Neues aus der Welt der Medizin – und das ist alles andere als ein Zuckerschlecken. In der kommenden Folge von Panorama 3, die am Dienstag, den 09. Juni 2026, um 21:15 Uhr ausgestrahlt wird, wird es um Themen gehen, die unter die Haut gehen: Machtmissbrauch und Sexismus in der Medizin. Was sich hinter den glänzenden Türen der Kliniken und Praxen abspielt, bleibt oft im Dunkeln. Ärztinnen und Medizin-Studentinnen geben erschreckende Einblicke in ihre Erfahrungen – von Übergriffen durch Vorgesetzte bis hin zu einer schleichenden Angst, Missstände zu melden.
Eine aktuelle Studie zeigt, dass es sich hierbei nicht nur um Einzelfälle handelt. Vielmehr deutet alles auf ein strukturelles Problem hin, das tief in der Ärzteschaft verwurzelt ist. Frauen berichten von einem Klima der Angst. Übergriffe und Belästigungen werden immer wieder zur Norm. Das ist nicht nur traurig, sondern auch alarmierend.
Der Deutsche Ärztetag – Ein Ort der Offenbarung?

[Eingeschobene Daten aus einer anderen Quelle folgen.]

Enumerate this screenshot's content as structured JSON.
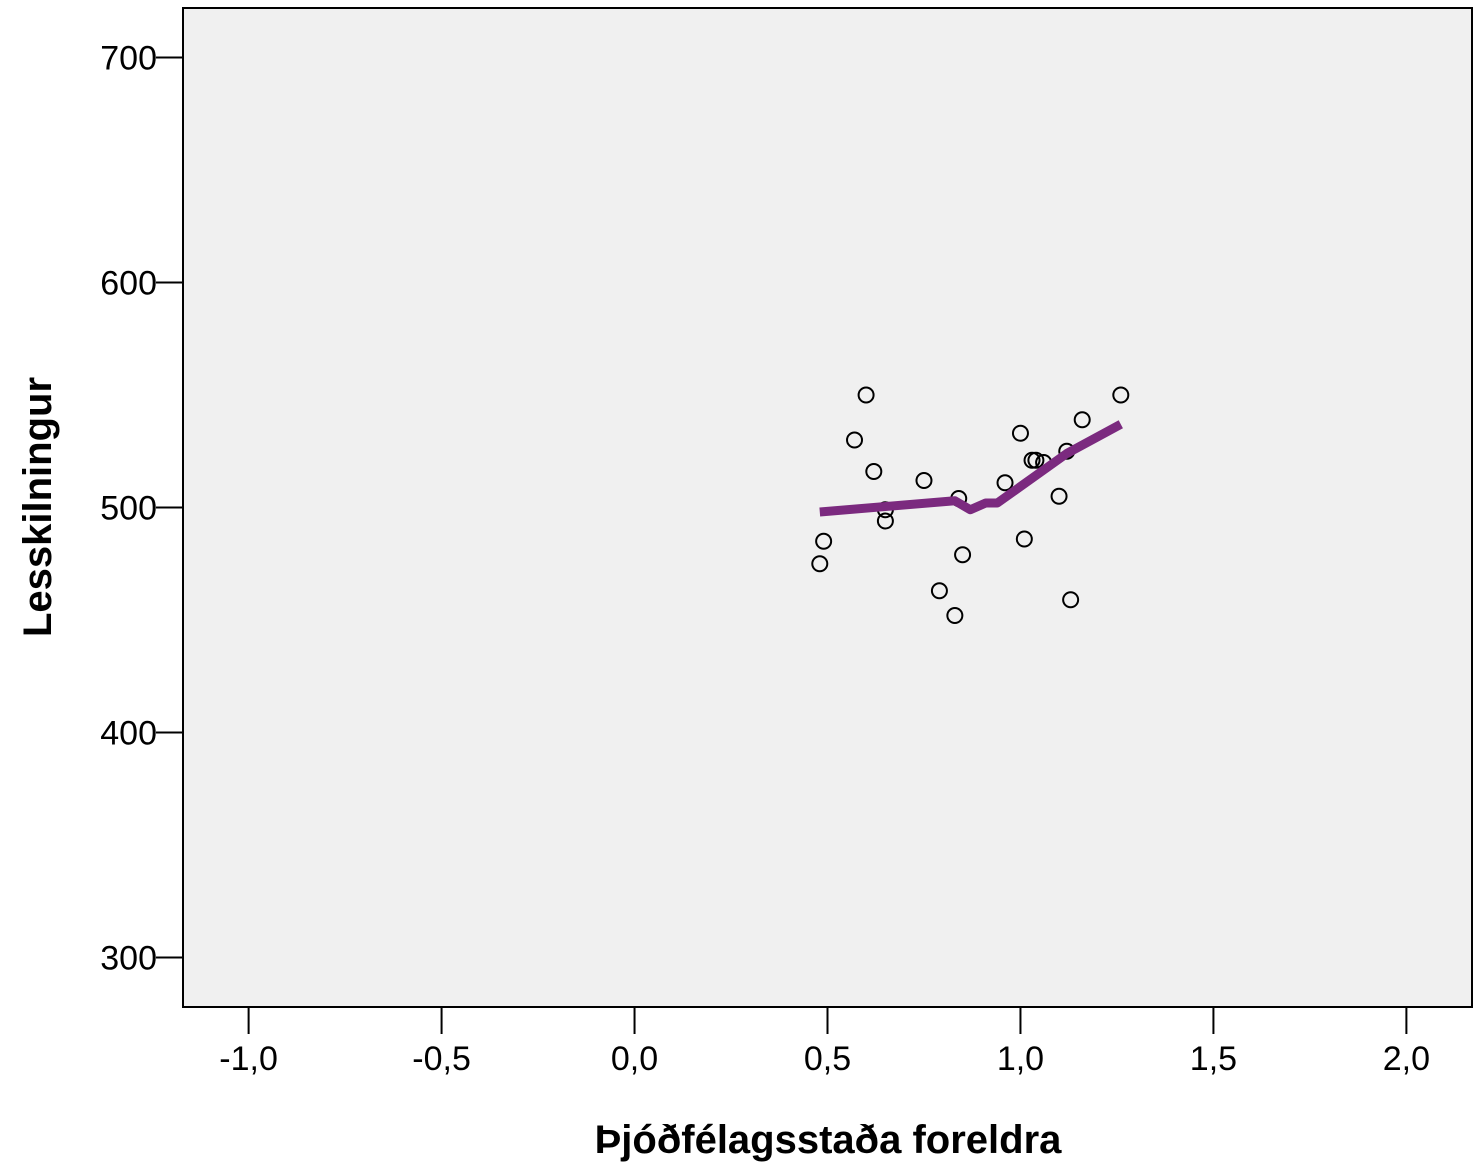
{
  "chart_data": {
    "type": "scatter",
    "xlabel": "Þjóðfélagsstaða foreldra",
    "ylabel": "Lesskilningur",
    "xlim": [
      -1.17,
      2.17
    ],
    "ylim": [
      278,
      722
    ],
    "xticks": [
      -1.0,
      -0.5,
      0.0,
      0.5,
      1.0,
      1.5,
      2.0
    ],
    "xtick_labels": [
      "-1,0",
      "-0,5",
      "0,0",
      "0,5",
      "1,0",
      "1,5",
      "2,0"
    ],
    "yticks": [
      300,
      400,
      500,
      600,
      700
    ],
    "ytick_labels": [
      "300",
      "400",
      "500",
      "600",
      "700"
    ],
    "grid": false,
    "legend": "none",
    "colors": {
      "plot_background": "#f0f0f0",
      "fit_line": "#7b2a7f",
      "points": "#000000"
    },
    "series": [
      {
        "type": "scatter",
        "points": [
          {
            "x": 0.48,
            "y": 475
          },
          {
            "x": 0.49,
            "y": 485
          },
          {
            "x": 0.57,
            "y": 530
          },
          {
            "x": 0.6,
            "y": 550
          },
          {
            "x": 0.62,
            "y": 516
          },
          {
            "x": 0.65,
            "y": 499
          },
          {
            "x": 0.65,
            "y": 494
          },
          {
            "x": 0.75,
            "y": 512
          },
          {
            "x": 0.79,
            "y": 463
          },
          {
            "x": 0.83,
            "y": 452
          },
          {
            "x": 0.84,
            "y": 504
          },
          {
            "x": 0.85,
            "y": 479
          },
          {
            "x": 0.96,
            "y": 511
          },
          {
            "x": 1.0,
            "y": 533
          },
          {
            "x": 1.01,
            "y": 486
          },
          {
            "x": 1.03,
            "y": 521
          },
          {
            "x": 1.04,
            "y": 521
          },
          {
            "x": 1.06,
            "y": 520
          },
          {
            "x": 1.1,
            "y": 505
          },
          {
            "x": 1.12,
            "y": 525
          },
          {
            "x": 1.13,
            "y": 459
          },
          {
            "x": 1.16,
            "y": 539
          },
          {
            "x": 1.26,
            "y": 550
          }
        ]
      },
      {
        "type": "line",
        "points": [
          {
            "x": 0.48,
            "y": 498
          },
          {
            "x": 0.83,
            "y": 503
          },
          {
            "x": 0.87,
            "y": 499
          },
          {
            "x": 0.91,
            "y": 502
          },
          {
            "x": 0.94,
            "y": 502
          },
          {
            "x": 1.12,
            "y": 524
          },
          {
            "x": 1.26,
            "y": 537
          }
        ]
      }
    ]
  }
}
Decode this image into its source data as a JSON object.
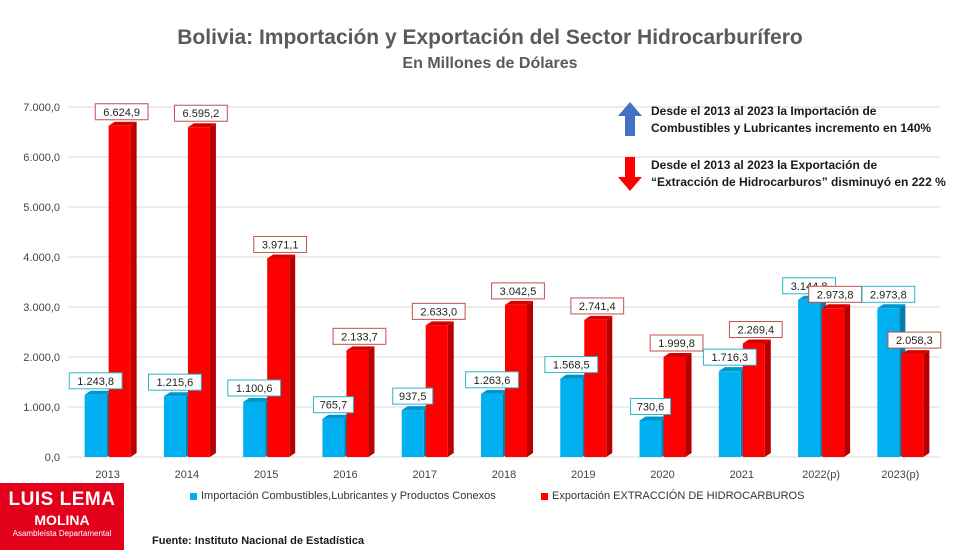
{
  "title": "Bolivia: Importación y Exportación del Sector Hidrocarburífero",
  "subtitle": "En Millones de Dólares",
  "annotations": {
    "import_note": [
      "Desde el 2013 al 2023 la Importación de",
      "Combustibles y Lubricantes incremento  en 140%"
    ],
    "export_note": [
      "Desde el 2013 al 2023 la Exportación de",
      "“Extracción de Hidrocarburos” disminuyó en 222 %"
    ]
  },
  "logo": {
    "line1": "LUIS LEMA",
    "line2": "MOLINA",
    "line3": "Asambleísta Departamental"
  },
  "source": "Fuente: Instituto Nacional de Estadística",
  "colors": {
    "import": "#00b0f0",
    "export": "#ff0000",
    "arrow_up": "#4472c4",
    "arrow_down": "#ff0000",
    "grid": "#d9d9d9"
  },
  "chart_data": {
    "type": "bar",
    "categories": [
      "2013",
      "2014",
      "2015",
      "2016",
      "2017",
      "2018",
      "2019",
      "2020",
      "2021",
      "2022(p)",
      "2023(p)"
    ],
    "series": [
      {
        "name": "Importación Combustibles,Lubricantes y Productos Conexos",
        "values": [
          1243.8,
          1215.6,
          1100.6,
          765.7,
          937.5,
          1263.6,
          1568.5,
          730.6,
          1716.3,
          3144.8,
          2973.8
        ],
        "labels": [
          "1.243,8",
          "1.215,6",
          "1.100,6",
          "765,7",
          "937,5",
          "1.263,6",
          "1.568,5",
          "730,6",
          "1.716,3",
          "3.144,8",
          "2.973,8"
        ]
      },
      {
        "name": "Exportación EXTRACCIÓN DE HIDROCARBUROS",
        "values": [
          6624.9,
          6595.2,
          3971.1,
          2133.7,
          2633.0,
          3042.5,
          2741.4,
          1999.8,
          2269.4,
          2973.8,
          2058.3
        ],
        "labels": [
          "6.624,9",
          "6.595,2",
          "3.971,1",
          "2.133,7",
          "2.633,0",
          "3.042,5",
          "2.741,4",
          "1.999,8",
          "2.269,4",
          "2.973,8",
          "2.058,3"
        ]
      }
    ],
    "yticks": [
      "0,0",
      "1.000,0",
      "2.000,0",
      "3.000,0",
      "4.000,0",
      "5.000,0",
      "6.000,0",
      "7.000,0"
    ],
    "ylim": [
      0,
      7000
    ],
    "grid": true,
    "legend": "bottom"
  }
}
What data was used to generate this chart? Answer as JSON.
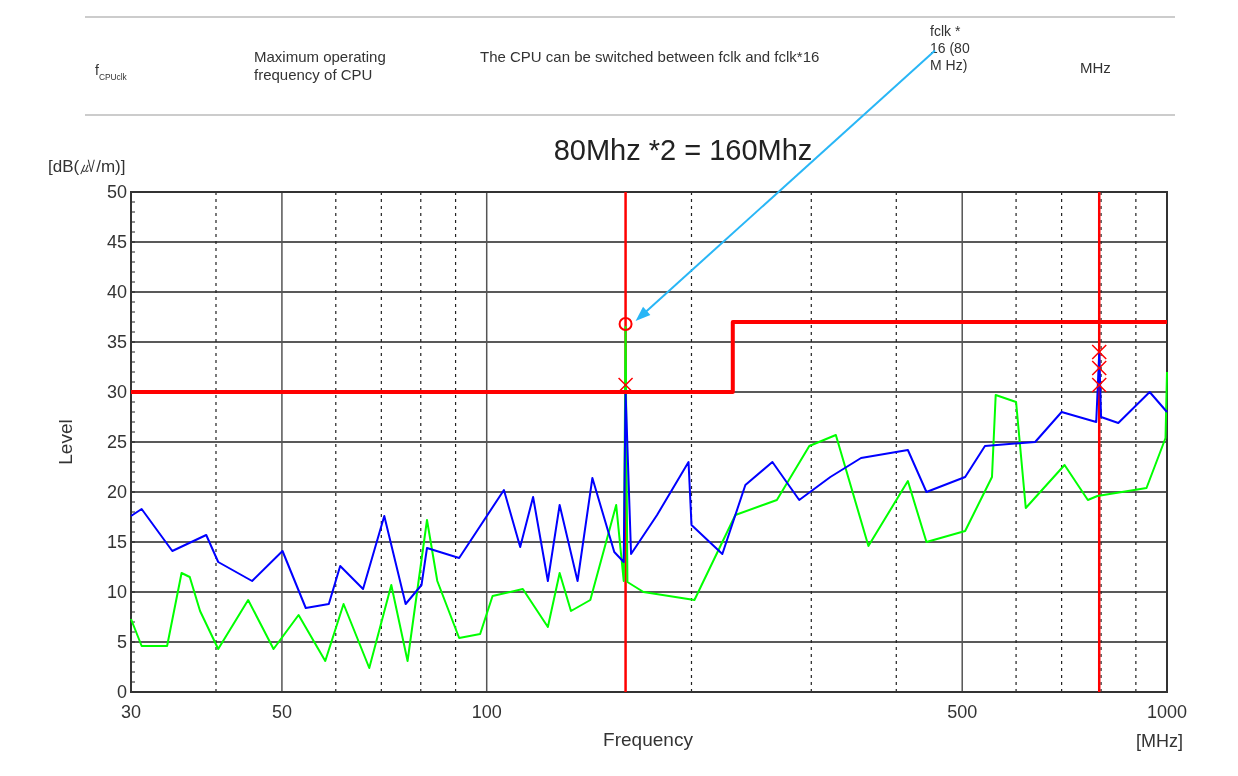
{
  "chart_data": {
    "type": "line",
    "title": "80Mhz *2 = 160Mhz",
    "xlabel": "Frequency",
    "ylabel": "Level",
    "log": "x",
    "xlim": [
      30,
      1000
    ],
    "xticks": [
      30,
      {
        "value": 40,
        "label": null
      },
      50,
      {
        "value": 60,
        "label": null
      },
      {
        "value": 70,
        "label": null
      },
      {
        "value": 80,
        "label": null
      },
      {
        "value": 90,
        "label": null
      },
      100,
      {
        "value": 200,
        "label": null
      },
      {
        "value": 300,
        "label": null
      },
      {
        "value": 400,
        "label": null
      },
      500,
      {
        "value": 600,
        "label": null
      },
      {
        "value": 700,
        "label": null
      },
      {
        "value": 800,
        "label": null
      },
      {
        "value": 900,
        "label": null
      },
      1000
    ],
    "ylim": [
      0,
      50
    ],
    "yticks": [
      0,
      5,
      10,
      15,
      20,
      25,
      30,
      35,
      40,
      45,
      50
    ],
    "grid": true,
    "annotations": [
      "[dB(㎶/m)]",
      "[MHz]",
      "f$_{CPUclk}$",
      "Maximum operating frequency of CPU",
      "The CPU can be switched between fclk and fclk*16",
      "fclk * 16 (80 M Hz)",
      "MHz"
    ],
    "ref_lines": [
      {
        "axis": "x",
        "value": 160,
        "color": "#ff0000"
      },
      {
        "axis": "x",
        "value": 795,
        "color": "#ff0000"
      }
    ],
    "series": [
      {
        "color": "#00ff00",
        "x": [
          30,
          31.1,
          33.9,
          35.6,
          36.6,
          37.9,
          40.3,
          44.6,
          48.6,
          52.9,
          57.9,
          61.6,
          67.2,
          72.4,
          76.5,
          81.7,
          84.6,
          91.1,
          97.8,
          102,
          113,
          123,
          128,
          133,
          142,
          155,
          159,
          160,
          161,
          170,
          202,
          232,
          267,
          298,
          326,
          364,
          416,
          443,
          505,
          553,
          560,
          600,
          620,
          707,
          765,
          790,
          933,
          995,
          1000
        ],
        "values": [
          7.3,
          4.6,
          4.6,
          11.9,
          11.5,
          8.1,
          4.3,
          9.2,
          4.3,
          7.7,
          3.1,
          8.8,
          2.4,
          10.7,
          3.1,
          17.2,
          11.1,
          5.4,
          5.8,
          9.6,
          10.3,
          6.5,
          11.9,
          8.1,
          9.2,
          18.7,
          11.1,
          36.5,
          11,
          10,
          9.2,
          17.7,
          19.2,
          24.6,
          25.7,
          14.6,
          21.1,
          15,
          16.1,
          21.5,
          29.7,
          29,
          18.4,
          22.7,
          19.2,
          19.6,
          20.4,
          25.4,
          32
        ]
      },
      {
        "color": "#0000ff",
        "x": [
          30,
          31.1,
          34.5,
          38.7,
          40.3,
          45.2,
          50.1,
          54.2,
          58.6,
          60.9,
          65.8,
          70.7,
          76,
          80.2,
          81.7,
          91.1,
          106,
          112,
          117,
          123,
          128,
          136,
          143,
          154,
          159,
          160,
          163,
          178,
          198,
          200,
          222,
          240,
          263,
          288,
          320,
          355,
          416,
          443,
          505,
          540,
          640,
          700,
          787,
          795,
          800,
          848,
          943,
          1000
        ],
        "values": [
          17.6,
          18.3,
          14.1,
          15.7,
          13,
          11.1,
          14.1,
          8.4,
          8.8,
          12.6,
          10.3,
          17.6,
          8.8,
          10.7,
          14.4,
          13.4,
          20.2,
          14.5,
          19.5,
          11.1,
          18.7,
          11.1,
          21.4,
          14,
          13,
          30,
          13.8,
          17.7,
          23,
          16.7,
          13.8,
          20.7,
          23,
          19.2,
          21.5,
          23.4,
          24.2,
          20,
          21.5,
          24.6,
          25,
          28,
          27,
          33.9,
          27.5,
          26.9,
          30,
          28
        ]
      },
      {
        "type": "step",
        "color": "#ff0000",
        "x": [
          30,
          230,
          1000
        ],
        "values": [
          30,
          37,
          37
        ]
      },
      {
        "type": "scatter",
        "marker": "circle",
        "color": "#ff0000",
        "x": [
          160
        ],
        "values": [
          36.8
        ]
      },
      {
        "type": "scatter",
        "marker": "cross",
        "color": "#ff0000",
        "x": [
          160,
          795,
          795,
          795
        ],
        "values": [
          30.7,
          34,
          32.4,
          30.7
        ]
      }
    ]
  }
}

Bei der letzten Zusammenkunft des Deutschen Ärztetags in Hannover gab es ähnliche Töne zu hören. Fünf Studentinnen traten aufs Podium und prangerten die sexuellen Belästigungen an, die sie während ihrer Ausbildung erleiden mussten. Medizinerin Anne Kandler aus Fulda sprach von einem jahrzehntelangen gesellschaftlichen Problem und forderte mehr Respekt im Umgang miteinander. Ein eindringlicher Aufruf, der hoffentlich Gehör findet!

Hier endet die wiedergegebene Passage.